Tuesday, December 9, 2014

On to the next Step

Well,

It is very difficult to know where the best place to start this post is so I apologize if it jumps around a lot. I was not sure how to put the words together correctly to allow for even flow as so many thoughts and emotions have been running through my mind over the past 24 hours. Today has been very physically and emotionally draining for me. The past few weeks I have flown low on the radar because I have had an increasingly difficult time with the radiation. The Thursday of Thanksgiving, I began to experience headaches and transient ischemic attack-like symptoms that ended up having me placed on a steroid medication. I was able to complete another week of treatment and then Wednesday I had a TIA event during radiation and had to have my steroid dose upped to 3 times a day. Things were going well until about Sunday, when I began having more frequent TIA episodes (and a slight histamine reaction to the decadron). Monday the decision was made to hold off on radiation and up my dose to four times a day with the steroid and I had to be monitored for increased intra-cranial pressure.

Monday I sat down with my mom and my husband and spoke about "how we were going to finish the last couple of radiation visits". As the conversation continued, I came to the conclusion that I was most likely going to have to forego the last couple of treatments because it was getting to the point where I couldn't get out of bed and function like a person anymore and I felt like if I were to receive anymore radiation, it might just kill me. This decision was not made lightly, but I felt very at peace with it. I know my body better than the doctor's and I feel like sometimes radiation oncologists get caught up in the numbers and forget about the patient.

I literally spent all day today at the doctor's office and had to have a repeat MRI to see about increased ICP. I spoke with my nurse about my "reaction" to decadron and she mentioned I was likely having a histamine response and that taking claritin or benadryll may help to reduce the reaction. So far, so good. I have not experienced the reaction after taking the dexamethasone near to the extent I was before. I hope this trend continues.

I am still convinced that I am having ICP issues because the TIAs are happening on the right side of my body instead of the left (where we would expect to have issues). I spoke in depth with my radiation oncologist and hema-oncologist and staff of nurses and despite the fact that my radiation oncologist wants me to finish out the last two sessions, I have decided not to continue with it. The hems-oncologist argued a great point that there are no studies out there that show any significant difference in not doing the last few treatments. I have had the equivalent of 4800 cGys/48 Gys(radiation units) and all the research I am seeing online shows that for my type of tumor, it is typical to have treatment ranges between 4000-4500cGys or 40-45Gys, which makes me even more confident in my decision to discontinue.
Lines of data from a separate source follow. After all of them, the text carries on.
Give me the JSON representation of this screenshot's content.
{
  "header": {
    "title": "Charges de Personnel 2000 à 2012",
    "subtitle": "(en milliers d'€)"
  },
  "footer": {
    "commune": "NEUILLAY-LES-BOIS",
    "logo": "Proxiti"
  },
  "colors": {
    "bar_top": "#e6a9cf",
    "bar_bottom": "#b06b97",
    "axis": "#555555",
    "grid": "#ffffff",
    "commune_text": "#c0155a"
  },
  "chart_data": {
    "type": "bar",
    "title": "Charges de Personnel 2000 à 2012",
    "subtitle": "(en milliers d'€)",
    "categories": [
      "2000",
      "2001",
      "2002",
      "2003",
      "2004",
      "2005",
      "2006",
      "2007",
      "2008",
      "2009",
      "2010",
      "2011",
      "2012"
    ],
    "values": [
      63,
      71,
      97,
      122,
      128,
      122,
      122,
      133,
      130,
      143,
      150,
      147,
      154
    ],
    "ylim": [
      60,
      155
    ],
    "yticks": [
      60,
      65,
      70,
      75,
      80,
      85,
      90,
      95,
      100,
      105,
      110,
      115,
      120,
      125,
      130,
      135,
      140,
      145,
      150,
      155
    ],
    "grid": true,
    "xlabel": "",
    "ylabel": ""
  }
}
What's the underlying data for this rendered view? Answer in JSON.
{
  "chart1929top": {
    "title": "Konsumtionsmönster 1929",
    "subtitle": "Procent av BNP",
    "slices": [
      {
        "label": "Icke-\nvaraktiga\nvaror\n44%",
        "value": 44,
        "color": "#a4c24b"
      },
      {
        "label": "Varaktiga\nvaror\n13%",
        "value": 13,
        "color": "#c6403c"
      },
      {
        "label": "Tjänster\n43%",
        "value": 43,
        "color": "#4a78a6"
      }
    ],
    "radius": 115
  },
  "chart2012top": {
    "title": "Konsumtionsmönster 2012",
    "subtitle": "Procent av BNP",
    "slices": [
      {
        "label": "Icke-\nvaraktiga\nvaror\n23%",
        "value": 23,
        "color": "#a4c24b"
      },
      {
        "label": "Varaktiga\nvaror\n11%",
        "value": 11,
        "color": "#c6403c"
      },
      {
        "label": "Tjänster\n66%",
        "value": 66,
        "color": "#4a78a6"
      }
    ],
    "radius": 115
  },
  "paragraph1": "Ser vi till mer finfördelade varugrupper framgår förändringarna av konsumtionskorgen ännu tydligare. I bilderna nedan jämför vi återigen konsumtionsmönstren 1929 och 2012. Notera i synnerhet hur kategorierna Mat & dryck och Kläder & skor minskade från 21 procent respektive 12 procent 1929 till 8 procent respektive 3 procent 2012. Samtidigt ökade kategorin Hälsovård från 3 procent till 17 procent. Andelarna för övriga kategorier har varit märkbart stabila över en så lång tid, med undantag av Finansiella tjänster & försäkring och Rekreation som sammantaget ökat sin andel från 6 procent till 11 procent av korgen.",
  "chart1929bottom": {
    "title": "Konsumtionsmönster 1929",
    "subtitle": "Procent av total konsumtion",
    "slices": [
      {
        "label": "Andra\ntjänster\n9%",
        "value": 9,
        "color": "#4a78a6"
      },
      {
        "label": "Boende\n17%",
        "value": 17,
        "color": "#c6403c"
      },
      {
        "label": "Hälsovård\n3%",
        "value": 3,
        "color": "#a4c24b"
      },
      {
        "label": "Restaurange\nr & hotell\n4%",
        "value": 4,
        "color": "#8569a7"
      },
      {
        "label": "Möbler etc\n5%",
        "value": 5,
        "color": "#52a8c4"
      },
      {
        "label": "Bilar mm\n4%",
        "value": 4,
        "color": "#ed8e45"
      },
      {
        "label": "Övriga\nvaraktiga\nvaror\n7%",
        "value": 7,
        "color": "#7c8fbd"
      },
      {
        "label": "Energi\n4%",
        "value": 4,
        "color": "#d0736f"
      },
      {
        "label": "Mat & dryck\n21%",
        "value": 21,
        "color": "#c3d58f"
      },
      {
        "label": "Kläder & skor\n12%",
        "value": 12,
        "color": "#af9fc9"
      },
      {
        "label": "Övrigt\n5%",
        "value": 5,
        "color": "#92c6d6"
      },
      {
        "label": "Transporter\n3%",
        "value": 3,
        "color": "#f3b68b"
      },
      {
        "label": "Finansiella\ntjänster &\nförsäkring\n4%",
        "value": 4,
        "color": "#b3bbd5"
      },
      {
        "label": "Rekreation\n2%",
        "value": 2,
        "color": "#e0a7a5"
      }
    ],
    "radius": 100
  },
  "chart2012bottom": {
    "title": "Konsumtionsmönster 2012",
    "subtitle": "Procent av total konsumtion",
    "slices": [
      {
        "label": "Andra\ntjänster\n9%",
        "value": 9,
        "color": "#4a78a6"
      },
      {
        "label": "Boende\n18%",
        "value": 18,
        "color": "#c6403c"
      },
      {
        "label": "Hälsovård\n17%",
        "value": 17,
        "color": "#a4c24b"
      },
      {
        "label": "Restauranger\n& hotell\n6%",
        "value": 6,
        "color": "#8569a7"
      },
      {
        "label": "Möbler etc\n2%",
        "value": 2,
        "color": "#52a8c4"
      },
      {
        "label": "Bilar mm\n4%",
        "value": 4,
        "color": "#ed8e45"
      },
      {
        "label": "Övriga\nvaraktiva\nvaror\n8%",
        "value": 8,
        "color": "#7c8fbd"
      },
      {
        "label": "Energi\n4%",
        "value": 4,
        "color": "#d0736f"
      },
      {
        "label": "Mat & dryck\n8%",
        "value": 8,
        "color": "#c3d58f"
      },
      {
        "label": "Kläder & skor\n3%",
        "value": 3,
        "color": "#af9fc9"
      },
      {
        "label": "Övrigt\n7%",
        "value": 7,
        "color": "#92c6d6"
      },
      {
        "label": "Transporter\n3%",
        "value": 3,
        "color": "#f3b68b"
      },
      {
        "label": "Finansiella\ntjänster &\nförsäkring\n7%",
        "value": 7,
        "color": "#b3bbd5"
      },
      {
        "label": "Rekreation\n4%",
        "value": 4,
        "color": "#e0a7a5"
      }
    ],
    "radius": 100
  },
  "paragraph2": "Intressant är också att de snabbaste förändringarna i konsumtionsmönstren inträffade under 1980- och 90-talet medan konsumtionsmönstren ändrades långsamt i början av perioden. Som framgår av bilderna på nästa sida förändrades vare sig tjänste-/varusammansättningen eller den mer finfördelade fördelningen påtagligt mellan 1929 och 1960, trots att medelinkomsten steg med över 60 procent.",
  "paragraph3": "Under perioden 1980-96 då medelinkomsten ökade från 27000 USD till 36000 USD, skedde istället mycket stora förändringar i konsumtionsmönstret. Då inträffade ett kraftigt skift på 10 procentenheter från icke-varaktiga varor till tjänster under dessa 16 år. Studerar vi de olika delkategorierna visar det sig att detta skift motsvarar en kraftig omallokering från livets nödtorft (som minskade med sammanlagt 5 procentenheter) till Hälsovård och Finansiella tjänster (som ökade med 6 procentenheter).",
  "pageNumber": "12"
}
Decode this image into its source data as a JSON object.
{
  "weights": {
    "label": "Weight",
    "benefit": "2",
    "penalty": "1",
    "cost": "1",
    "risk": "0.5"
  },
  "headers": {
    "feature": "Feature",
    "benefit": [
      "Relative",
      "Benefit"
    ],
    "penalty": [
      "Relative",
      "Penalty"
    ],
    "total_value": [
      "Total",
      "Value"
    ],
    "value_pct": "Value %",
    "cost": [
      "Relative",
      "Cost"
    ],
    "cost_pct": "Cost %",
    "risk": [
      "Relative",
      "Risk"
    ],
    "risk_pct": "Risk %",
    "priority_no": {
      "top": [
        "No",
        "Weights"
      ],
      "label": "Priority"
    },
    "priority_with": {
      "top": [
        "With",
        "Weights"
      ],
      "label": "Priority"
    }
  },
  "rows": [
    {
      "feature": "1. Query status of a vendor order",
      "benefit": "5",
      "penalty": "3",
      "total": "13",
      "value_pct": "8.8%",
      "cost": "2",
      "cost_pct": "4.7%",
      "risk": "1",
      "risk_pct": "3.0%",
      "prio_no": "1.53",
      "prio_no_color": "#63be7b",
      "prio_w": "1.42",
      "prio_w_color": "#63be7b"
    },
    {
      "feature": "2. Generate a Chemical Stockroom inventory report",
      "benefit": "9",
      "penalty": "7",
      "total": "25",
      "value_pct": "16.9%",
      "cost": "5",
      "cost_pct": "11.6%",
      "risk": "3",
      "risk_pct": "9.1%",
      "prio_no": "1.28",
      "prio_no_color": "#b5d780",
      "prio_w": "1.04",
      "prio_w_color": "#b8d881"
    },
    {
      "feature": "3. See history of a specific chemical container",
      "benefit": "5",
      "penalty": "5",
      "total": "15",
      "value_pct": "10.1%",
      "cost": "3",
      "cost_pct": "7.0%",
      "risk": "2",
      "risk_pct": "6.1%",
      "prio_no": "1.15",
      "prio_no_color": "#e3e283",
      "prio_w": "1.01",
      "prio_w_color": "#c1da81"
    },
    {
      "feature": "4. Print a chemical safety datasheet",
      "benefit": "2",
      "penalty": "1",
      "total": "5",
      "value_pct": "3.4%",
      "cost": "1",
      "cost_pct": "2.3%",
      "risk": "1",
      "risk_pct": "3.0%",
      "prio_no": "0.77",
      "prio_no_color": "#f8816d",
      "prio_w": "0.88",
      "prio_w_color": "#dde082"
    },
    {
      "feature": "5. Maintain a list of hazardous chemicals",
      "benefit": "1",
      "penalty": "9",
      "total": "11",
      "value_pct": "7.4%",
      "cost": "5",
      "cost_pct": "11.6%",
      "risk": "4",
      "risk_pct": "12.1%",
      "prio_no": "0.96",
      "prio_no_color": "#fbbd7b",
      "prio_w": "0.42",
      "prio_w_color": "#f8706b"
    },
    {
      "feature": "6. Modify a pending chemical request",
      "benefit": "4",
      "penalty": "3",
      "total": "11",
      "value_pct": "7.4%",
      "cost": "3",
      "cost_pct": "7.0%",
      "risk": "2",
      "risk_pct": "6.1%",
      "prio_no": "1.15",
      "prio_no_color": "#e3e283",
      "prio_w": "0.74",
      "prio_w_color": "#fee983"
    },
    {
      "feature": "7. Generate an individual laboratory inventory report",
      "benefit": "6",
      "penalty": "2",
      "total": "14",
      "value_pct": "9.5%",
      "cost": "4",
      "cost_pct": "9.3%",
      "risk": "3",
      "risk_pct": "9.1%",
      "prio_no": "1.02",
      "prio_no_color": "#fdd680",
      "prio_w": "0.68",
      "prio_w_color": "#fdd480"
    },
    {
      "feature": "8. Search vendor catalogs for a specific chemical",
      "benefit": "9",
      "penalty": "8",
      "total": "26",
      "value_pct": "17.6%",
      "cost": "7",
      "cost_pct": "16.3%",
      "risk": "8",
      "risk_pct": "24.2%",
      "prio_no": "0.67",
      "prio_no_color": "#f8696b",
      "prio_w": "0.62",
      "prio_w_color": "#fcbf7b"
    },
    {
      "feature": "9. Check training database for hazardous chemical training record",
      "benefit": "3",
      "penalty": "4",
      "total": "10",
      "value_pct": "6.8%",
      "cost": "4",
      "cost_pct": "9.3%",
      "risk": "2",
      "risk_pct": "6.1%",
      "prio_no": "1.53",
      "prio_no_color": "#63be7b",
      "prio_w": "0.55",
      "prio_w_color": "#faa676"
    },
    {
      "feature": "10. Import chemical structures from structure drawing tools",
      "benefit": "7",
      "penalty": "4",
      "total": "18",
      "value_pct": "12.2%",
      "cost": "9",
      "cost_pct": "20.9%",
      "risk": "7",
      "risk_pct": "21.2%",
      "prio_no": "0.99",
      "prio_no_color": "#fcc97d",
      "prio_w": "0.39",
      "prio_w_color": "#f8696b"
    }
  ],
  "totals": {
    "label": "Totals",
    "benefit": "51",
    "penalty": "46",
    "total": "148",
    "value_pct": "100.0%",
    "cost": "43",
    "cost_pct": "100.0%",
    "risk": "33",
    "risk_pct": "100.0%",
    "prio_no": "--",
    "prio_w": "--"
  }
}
The thing we have to remember about radiation is that is based on "guidelines" from case studies and not everyone fits into the same box when it comes to treatment. I'd like to make it very clear that I am not stopping treatment completely, I am simply ending my course of radiation a few treatments early. I still have a very long road to recovery ahead of me, but I am confident that I will not be able to recover without further issue. It will likely take me a few weeks to normalize as radiation side effects can last 3-4 weeks after treatment, but I fully anticipate that I will be feeling better in a few weeks and be able to get back to a more regular schedule.

There were a lot of tears shed today, but they were mostly tears of relief as I feel I am headed in the right direction and things will soon start looking up. Thank you for your continued prayers and support and I am so glad to put this chapter behind me.